In response to accusations of a cover up over negative data and placing patient safety at risk, pharmaceutical companies worldwide have agreed to reveal the results of clinical trial drug data.

Major industry players including Glaxosmithkline, Pfizer and Novartis have agreed to publicise their trial results on a voluntary database, which will be available online from 1 July this year, while some trials will be included on the register by mid-September.

The pharmaceutical industry has recently taken a battering over the controversy surrounding drug trials after the withdrawal of the painkiller Vioxx and alleged suppression of data concerning the anti-depressant Seroxat.

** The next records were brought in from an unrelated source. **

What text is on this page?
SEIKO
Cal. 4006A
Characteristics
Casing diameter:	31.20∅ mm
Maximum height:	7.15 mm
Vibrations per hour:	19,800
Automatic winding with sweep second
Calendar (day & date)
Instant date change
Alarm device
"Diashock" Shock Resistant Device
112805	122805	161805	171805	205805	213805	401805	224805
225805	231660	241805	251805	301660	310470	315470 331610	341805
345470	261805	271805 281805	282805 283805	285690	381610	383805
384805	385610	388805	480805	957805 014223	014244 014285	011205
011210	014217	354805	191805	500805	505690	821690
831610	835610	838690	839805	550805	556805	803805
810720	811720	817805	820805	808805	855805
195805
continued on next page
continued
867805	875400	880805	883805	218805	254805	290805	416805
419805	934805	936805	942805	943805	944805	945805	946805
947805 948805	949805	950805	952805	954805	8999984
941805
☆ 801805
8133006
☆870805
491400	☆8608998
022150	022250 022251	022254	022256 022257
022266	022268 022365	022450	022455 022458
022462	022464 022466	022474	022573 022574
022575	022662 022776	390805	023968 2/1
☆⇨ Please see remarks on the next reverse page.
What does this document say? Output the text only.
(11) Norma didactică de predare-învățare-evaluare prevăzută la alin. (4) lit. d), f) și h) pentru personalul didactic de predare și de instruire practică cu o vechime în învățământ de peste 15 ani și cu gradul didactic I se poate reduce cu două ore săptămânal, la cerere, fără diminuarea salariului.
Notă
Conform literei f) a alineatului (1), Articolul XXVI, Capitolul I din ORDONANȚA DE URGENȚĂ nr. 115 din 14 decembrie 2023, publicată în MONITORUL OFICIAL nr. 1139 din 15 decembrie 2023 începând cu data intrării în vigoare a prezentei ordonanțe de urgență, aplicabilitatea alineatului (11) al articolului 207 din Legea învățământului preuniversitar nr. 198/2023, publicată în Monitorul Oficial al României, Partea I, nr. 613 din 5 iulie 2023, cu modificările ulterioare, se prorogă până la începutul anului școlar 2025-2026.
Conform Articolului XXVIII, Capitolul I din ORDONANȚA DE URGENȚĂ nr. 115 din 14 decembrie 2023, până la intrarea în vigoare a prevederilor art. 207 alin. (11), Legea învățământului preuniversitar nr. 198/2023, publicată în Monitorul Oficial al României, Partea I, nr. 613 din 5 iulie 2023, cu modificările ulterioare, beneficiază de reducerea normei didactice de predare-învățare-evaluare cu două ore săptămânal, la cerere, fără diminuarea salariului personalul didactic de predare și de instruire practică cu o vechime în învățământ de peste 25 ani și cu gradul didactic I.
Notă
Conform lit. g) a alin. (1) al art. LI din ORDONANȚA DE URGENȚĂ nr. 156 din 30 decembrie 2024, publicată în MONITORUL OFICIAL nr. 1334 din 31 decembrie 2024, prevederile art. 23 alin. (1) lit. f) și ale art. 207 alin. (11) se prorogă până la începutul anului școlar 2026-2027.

The government are consulting with the industry on making it a criminal offence to mislead the regulators about any application to sell a drug.

Dr Richard Barker, director general of the ABPI endorsed the move saying: "By publishing not just the results of trials that have taken place, whether positive or negative but also those that are just starting, the industry has made a major step towards achieving greater transparency."

The UK-based industry took a world lead in providing the public with information about clinical trials work more than 18 months ago when the ABPI established its own website for companies to register information about trials with mixed success.

UK Health Minister Lord Warner added: "It is very welcome that the main representative bodies of the international pharmaceutical industry have confirmed their agreement with the principle of registration and disclosure of clinical trials."

The results will be published in a standard, non-promotional summary that will include a description of trial design and methodology, results of primary and secondary outcome measures described in the protocol, and safety results. However, if the results are also published in a peer-reviewed medical journal, the database will alternatively include a link to the relevant article and, in some cases, the summary as well.

Rather than placing all information on a single website, the industry will also ensure that all such sites are linked, since several companies have already set up their own arrangements.

The results are expected to be published within one year after the medicine is approved or, for post-approval trials, within one year of them being completed.